In this study potassium dichromate (K₂Cr₂O₇) was used as the source of Cr⁺⁶ ions. The Cr⁺⁶ adsorption method was as follows: 50 mL of Cr⁺⁶ solution was mixed with nanocomposite under various conditions. The experimental factors such as pH, temperature, time, and Cr⁺⁶ concentration adsorption performance on GnZVCu/AC-CS-alginate and AC-CS-alginate nanocomposites were examined. The value of the chromium Cr⁺⁶ pH was modified by applying dil. HCl and NaOH. The investigational experiments were conducted at (27 ± 1 °C). The variables examined were the solution pH (2, 6, 8, and 10), chromium Cr⁺⁶ initial concentration (10, 20, 30, 40, and 50 ppm), time of contact (5, 10, 40, 60, and 80 min) and amount of sorbents (0.4 g/50 mL). The quantity of adsorbed metal (q_e) was defined by following Equations [63].

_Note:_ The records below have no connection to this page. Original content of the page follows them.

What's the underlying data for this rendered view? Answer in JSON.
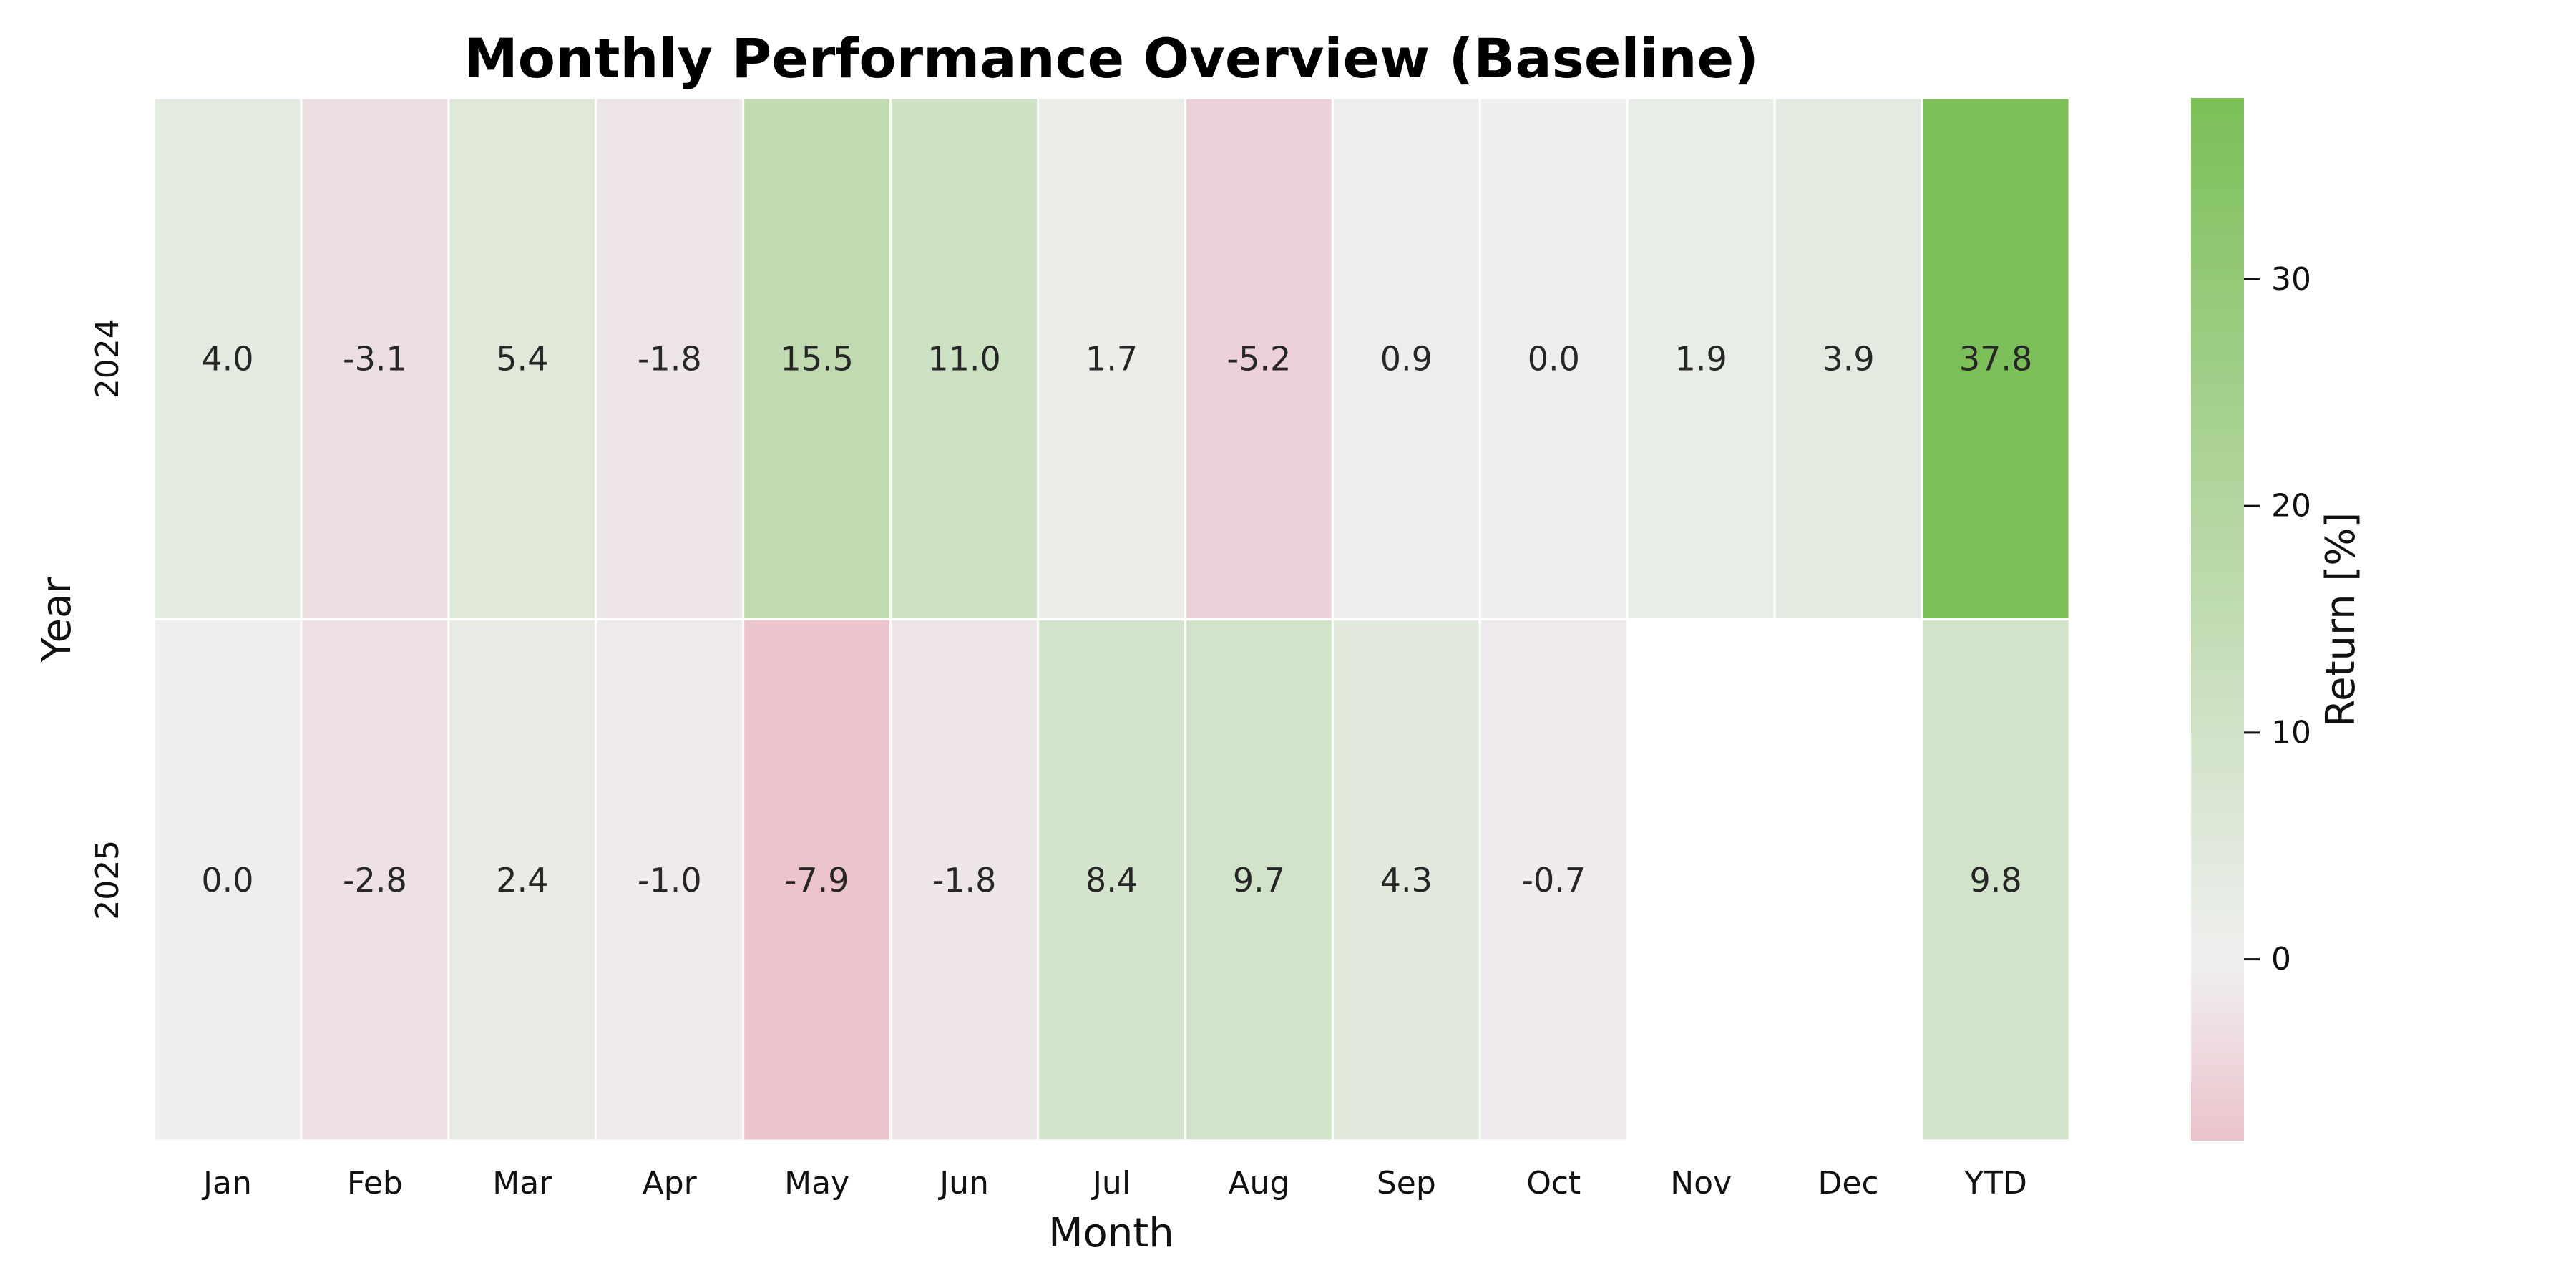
{
  "chart_data": {
    "type": "heatmap",
    "title": "Monthly Performance Overview (Baseline)",
    "xlabel": "Month",
    "ylabel": "Year",
    "x_categories": [
      "Jan",
      "Feb",
      "Mar",
      "Apr",
      "May",
      "Jun",
      "Jul",
      "Aug",
      "Sep",
      "Oct",
      "Nov",
      "Dec",
      "YTD"
    ],
    "y_categories": [
      "2024",
      "2025"
    ],
    "values": [
      [
        4.0,
        -3.1,
        5.4,
        -1.8,
        15.5,
        11.0,
        1.7,
        -5.2,
        0.9,
        0.0,
        1.9,
        3.9,
        37.8
      ],
      [
        0.0,
        -2.8,
        2.4,
        -1.0,
        -7.9,
        -1.8,
        8.4,
        9.7,
        4.3,
        -0.7,
        null,
        null,
        9.8
      ]
    ],
    "value_format": "0.0",
    "colorbar": {
      "label": "Return [%]",
      "range": [
        -8,
        38
      ],
      "ticks": [
        0,
        10,
        20,
        30
      ],
      "center": 0,
      "colors": {
        "negative": "#ebc3cc",
        "neutral": "#efefef",
        "positive": "#7bbf57"
      }
    },
    "grid": false
  }
}
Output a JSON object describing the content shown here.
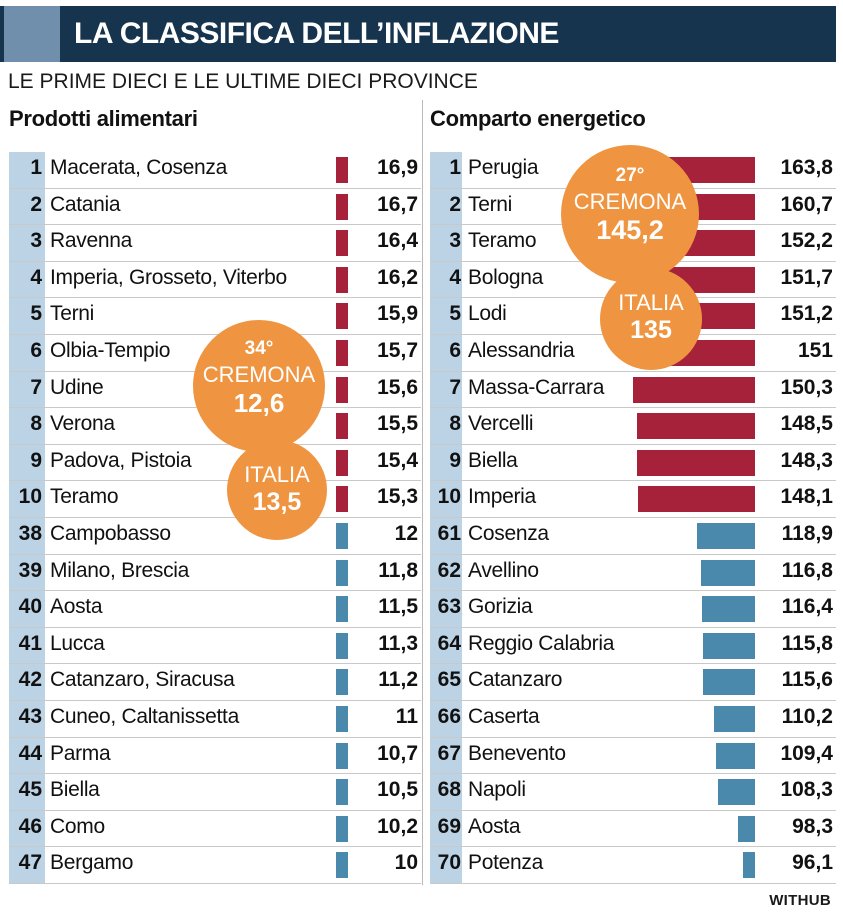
{
  "header": {
    "title": "LA CLASSIFICA DELL’INFLAZIONE"
  },
  "subtitle": "LE PRIME DIECI E LE ULTIME DIECI PROVINCE",
  "colors": {
    "top": "#a6223a",
    "bottom": "#4a89ab",
    "strip": "#bcd3e6",
    "bubble": "#ef9541",
    "header": "#17344f"
  },
  "chart_data": [
    {
      "type": "bar",
      "title": "Prodotti alimentari",
      "rows": [
        {
          "rank": "1",
          "name": "Macerata, Cosenza",
          "value": 16.9,
          "label": "16,9",
          "group": "top"
        },
        {
          "rank": "2",
          "name": "Catania",
          "value": 16.7,
          "label": "16,7",
          "group": "top"
        },
        {
          "rank": "3",
          "name": "Ravenna",
          "value": 16.4,
          "label": "16,4",
          "group": "top"
        },
        {
          "rank": "4",
          "name": "Imperia, Grosseto, Viterbo",
          "value": 16.2,
          "label": "16,2",
          "group": "top"
        },
        {
          "rank": "5",
          "name": "Terni",
          "value": 15.9,
          "label": "15,9",
          "group": "top"
        },
        {
          "rank": "6",
          "name": "Olbia-Tempio",
          "value": 15.7,
          "label": "15,7",
          "group": "top"
        },
        {
          "rank": "7",
          "name": "Udine",
          "value": 15.6,
          "label": "15,6",
          "group": "top"
        },
        {
          "rank": "8",
          "name": "Verona",
          "value": 15.5,
          "label": "15,5",
          "group": "top"
        },
        {
          "rank": "9",
          "name": "Padova, Pistoia",
          "value": 15.4,
          "label": "15,4",
          "group": "top"
        },
        {
          "rank": "10",
          "name": "Teramo",
          "value": 15.3,
          "label": "15,3",
          "group": "top"
        },
        {
          "rank": "38",
          "name": "Campobasso",
          "value": 12,
          "label": "12",
          "group": "bottom"
        },
        {
          "rank": "39",
          "name": "Milano, Brescia",
          "value": 11.8,
          "label": "11,8",
          "group": "bottom"
        },
        {
          "rank": "40",
          "name": "Aosta",
          "value": 11.5,
          "label": "11,5",
          "group": "bottom"
        },
        {
          "rank": "41",
          "name": "Lucca",
          "value": 11.3,
          "label": "11,3",
          "group": "bottom"
        },
        {
          "rank": "42",
          "name": "Catanzaro, Siracusa",
          "value": 11.2,
          "label": "11,2",
          "group": "bottom"
        },
        {
          "rank": "43",
          "name": "Cuneo, Caltanissetta",
          "value": 11,
          "label": "11",
          "group": "bottom"
        },
        {
          "rank": "44",
          "name": "Parma",
          "value": 10.7,
          "label": "10,7",
          "group": "bottom"
        },
        {
          "rank": "45",
          "name": "Biella",
          "value": 10.5,
          "label": "10,5",
          "group": "bottom"
        },
        {
          "rank": "46",
          "name": "Como",
          "value": 10.2,
          "label": "10,2",
          "group": "bottom"
        },
        {
          "rank": "47",
          "name": "Bergamo",
          "value": 10,
          "label": "10",
          "group": "bottom"
        }
      ],
      "highlights": [
        {
          "rank": "34°",
          "name": "CREMONA",
          "value": "12,6"
        },
        {
          "name": "ITALIA",
          "value": "13,5"
        }
      ]
    },
    {
      "type": "bar",
      "title": "Comparto energetico",
      "rows": [
        {
          "rank": "1",
          "name": "Perugia",
          "value": 163.8,
          "label": "163,8",
          "group": "top"
        },
        {
          "rank": "2",
          "name": "Terni",
          "value": 160.7,
          "label": "160,7",
          "group": "top"
        },
        {
          "rank": "3",
          "name": "Teramo",
          "value": 152.2,
          "label": "152,2",
          "group": "top"
        },
        {
          "rank": "4",
          "name": "Bologna",
          "value": 151.7,
          "label": "151,7",
          "group": "top"
        },
        {
          "rank": "5",
          "name": "Lodi",
          "value": 151.2,
          "label": "151,2",
          "group": "top"
        },
        {
          "rank": "6",
          "name": "Alessandria",
          "value": 151,
          "label": "151",
          "group": "top"
        },
        {
          "rank": "7",
          "name": "Massa-Carrara",
          "value": 150.3,
          "label": "150,3",
          "group": "top"
        },
        {
          "rank": "8",
          "name": "Vercelli",
          "value": 148.5,
          "label": "148,5",
          "group": "top"
        },
        {
          "rank": "9",
          "name": "Biella",
          "value": 148.3,
          "label": "148,3",
          "group": "top"
        },
        {
          "rank": "10",
          "name": "Imperia",
          "value": 148.1,
          "label": "148,1",
          "group": "top"
        },
        {
          "rank": "61",
          "name": "Cosenza",
          "value": 118.9,
          "label": "118,9",
          "group": "bottom"
        },
        {
          "rank": "62",
          "name": "Avellino",
          "value": 116.8,
          "label": "116,8",
          "group": "bottom"
        },
        {
          "rank": "63",
          "name": "Gorizia",
          "value": 116.4,
          "label": "116,4",
          "group": "bottom"
        },
        {
          "rank": "64",
          "name": "Reggio Calabria",
          "value": 115.8,
          "label": "115,8",
          "group": "bottom"
        },
        {
          "rank": "65",
          "name": "Catanzaro",
          "value": 115.6,
          "label": "115,6",
          "group": "bottom"
        },
        {
          "rank": "66",
          "name": "Caserta",
          "value": 110.2,
          "label": "110,2",
          "group": "bottom"
        },
        {
          "rank": "67",
          "name": "Benevento",
          "value": 109.4,
          "label": "109,4",
          "group": "bottom"
        },
        {
          "rank": "68",
          "name": "Napoli",
          "value": 108.3,
          "label": "108,3",
          "group": "bottom"
        },
        {
          "rank": "69",
          "name": "Aosta",
          "value": 98.3,
          "label": "98,3",
          "group": "bottom"
        },
        {
          "rank": "70",
          "name": "Potenza",
          "value": 96.1,
          "label": "96,1",
          "group": "bottom"
        }
      ],
      "highlights": [
        {
          "rank": "27°",
          "name": "CREMONA",
          "value": "145,2"
        },
        {
          "name": "ITALIA",
          "value": "135"
        }
      ]
    }
  ],
  "credit": "WITHUB"
}
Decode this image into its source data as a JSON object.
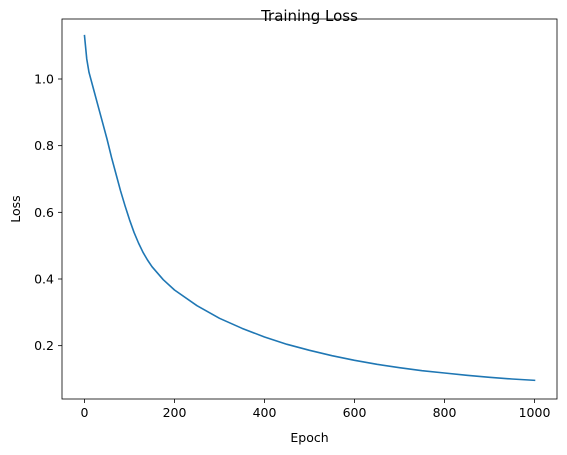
{
  "chart_data": {
    "type": "line",
    "title": "Training Loss",
    "xlabel": "Epoch",
    "ylabel": "Loss",
    "xlim": [
      -50,
      1050
    ],
    "ylim": [
      0.04,
      1.18
    ],
    "xticks": [
      0,
      200,
      400,
      600,
      800,
      1000
    ],
    "yticks": [
      0.2,
      0.4,
      0.6,
      0.8,
      1.0
    ],
    "xtick_labels": [
      "0",
      "200",
      "400",
      "600",
      "800",
      "1000"
    ],
    "ytick_labels": [
      "0.2",
      "0.4",
      "0.6",
      "0.8",
      "1.0"
    ],
    "grid": false,
    "legend": null,
    "series": [
      {
        "color": "#1f77b4",
        "x": [
          0,
          5,
          10,
          20,
          30,
          40,
          50,
          60,
          70,
          80,
          90,
          100,
          110,
          120,
          130,
          140,
          150,
          175,
          200,
          250,
          300,
          350,
          400,
          450,
          500,
          550,
          600,
          650,
          700,
          750,
          800,
          850,
          900,
          950,
          1000
        ],
        "y": [
          1.13,
          1.06,
          1.02,
          0.97,
          0.92,
          0.87,
          0.82,
          0.765,
          0.715,
          0.665,
          0.62,
          0.578,
          0.54,
          0.508,
          0.48,
          0.457,
          0.437,
          0.398,
          0.367,
          0.32,
          0.282,
          0.252,
          0.226,
          0.204,
          0.186,
          0.17,
          0.156,
          0.144,
          0.134,
          0.125,
          0.118,
          0.111,
          0.105,
          0.1,
          0.096
        ]
      }
    ]
  }
}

$$\mathrm{Adsorption}\mathrm{Capacity}{\mathrm{q}}_{\mathrm{e}}=\frac{\left(C_{o }-C_e\right)V}{W}$$

(12)

$$\mathrm{Cr}\mathrm{removal}\mathrm{efficiency}\mathit{\%}=\frac{\left(C_{o }-C_e\right)}{C_{o }}\times 100$$

(13)

where _Co and _Ce are the initial and equilibrium concentrations (mg/L) of Cr (VI) ions; q_e (mg/g) implies the equilibrium adsorption capacity; W (g) and V (L); are adsorbent weight and solution volume, respectively.

4. Conclusions

In the present study, (AC-CS-Alginate) and (GnZVCu/AC-CS-Alginate) were effectively prepared and used for the elimination of Cr⁺⁶ from contaminated solutions and analyzed through FTIR, SEM, XRD and TEM. The GnZVCu composite showed high performance in the removal of Cr⁺⁶, and was also found to have better stability and loading efficiency at high temperature compared with(AC-CS-Alginate) nanocomposite. The coupling of GnZVCu with AC-CS-Alginate was noticed to decrease the crystallinity, and thus lead to the highest elimination of Cr⁺⁶ as compared to (AC-CS-Alginate). The removal capacity is mostly reliant on the initial concentration of the heavy metal and the solution pH. The optimum pH for the elimination of Cr⁺⁶ from aqueous solution was pH 2. The adsorption and kinetic models of Cr⁺⁶ adsorption onto (AC-CS-Alginate) and (GnZVCu/AC-CS-Alginate) nanocomposites was discovered to fit a Freundlich adsorption and pseudo second-order rate equation well. The reaction was found to be exothermic and spontaneous. The sorption mechanism of (AC-CS-Alginate) and (GnZVCu/AC-CS-Alginate) nanocomposites is physical sorption. The developed composites displayed the ability to be useful as adsorbent materials for water treatment.